Columna/ Juan Pérez Audelo 

Más allá de la controversia que pueda generar, críticas o desavenencias, en lo personal considero que ya es tiempo de que el Estado Mexicano, y me refiero a los tres poderes, vayan replanteando su política de derechos humanos.

Este tema ha servido para violentar la ley, cometer excesos, desafiar a la autoridad y ha contribuido a la descomposición del país.

Es común que los ataques a las vías de comunicación, como son los bloqueos carreteros, la retención ilegal de servidores públicos o la agresión a corporaciones policiales o miembros de las Fuerzas Armadas, se escuden en los derechos humanos, como vimos en La Huacana, Michoacán; en la comunidad de Heliodoro Castillo, Guerrero y en lo ocurrido hace poco más de una semana en Santiago Yaitepec.

Hay analistas y estudiosos del derecho que opinan que en México se vive una dualidad irreconciliable: mantener el Estado de Derecho o seguir con el discurso de los derechos humanos; el uso –si bien moderado- de la fuerza o de plano dejar que las multitudes o delincuencia, impongan su ley.

Uno de los factores que ha contribuido a esta situación de violencia que vivimos, es que nadie respeta a las fuerzas del orden ni a nuestros marinos y soldados.

Se ha roto por completo el principio de autoridad.
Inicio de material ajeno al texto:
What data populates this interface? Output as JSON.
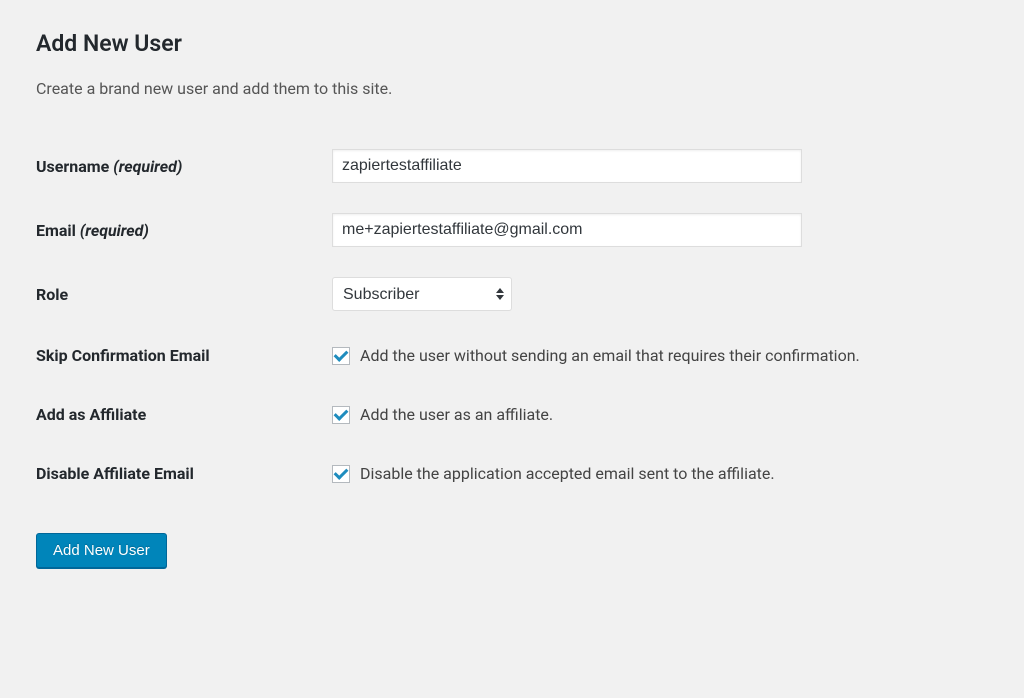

Los abusos provienen de unos, pero cuando la autoridad responde, entonces ya es violatorio a los derechos humanos.

Dura lex, sed lex, decía el viejo proverbio latino. La ley es dura, pero es la ley. Los elementos del orden y la seguridad están acotados por todos lados. Por ello son desarmados sin recato alguno.

Los hechos ocurridos en los últimos días son indignantes: ver a los soldados sometidos e incapaces de responder.

El discurso de los derechos humanos se superpone a todo. La norma, nuestro marco jurídico, los códigos que rigen nuestro Estado de Derecho están condicionados al entorno de las garantías individuales.

Tenemos un sistema penal acusatorio supeditado a las mismas, mientras el país se deshace en muerte y violencia; en la comisión de ilícitos graves e impunidad. Y la defensa de dichos derechos se ha convertido en un gran fantasma, que limita en todo la acción simple y llana de la ley.

Me pregunto: ¿Y la Guardia Nacional, militarizada y todo, empezará a operar también bajo ese esquema de temor a violentar los derechos humanos o en realidad buscará la paz y la seguridad en el país y en Oaxaca?

De poco servirá tener un aparato que siga sometido a moldes, discursos y paradigmas trillados.

Urge pues, que el Estado Mexicano busque una fórmula para que el Estado de Derecho no se contraponga a la vigencia de las garantías individuales. Son elementos que no deben oponerse entre sí, sino complementarse. Ni el exceso de la fuerza, ni el temor oficial a vulnerar derechos humanos.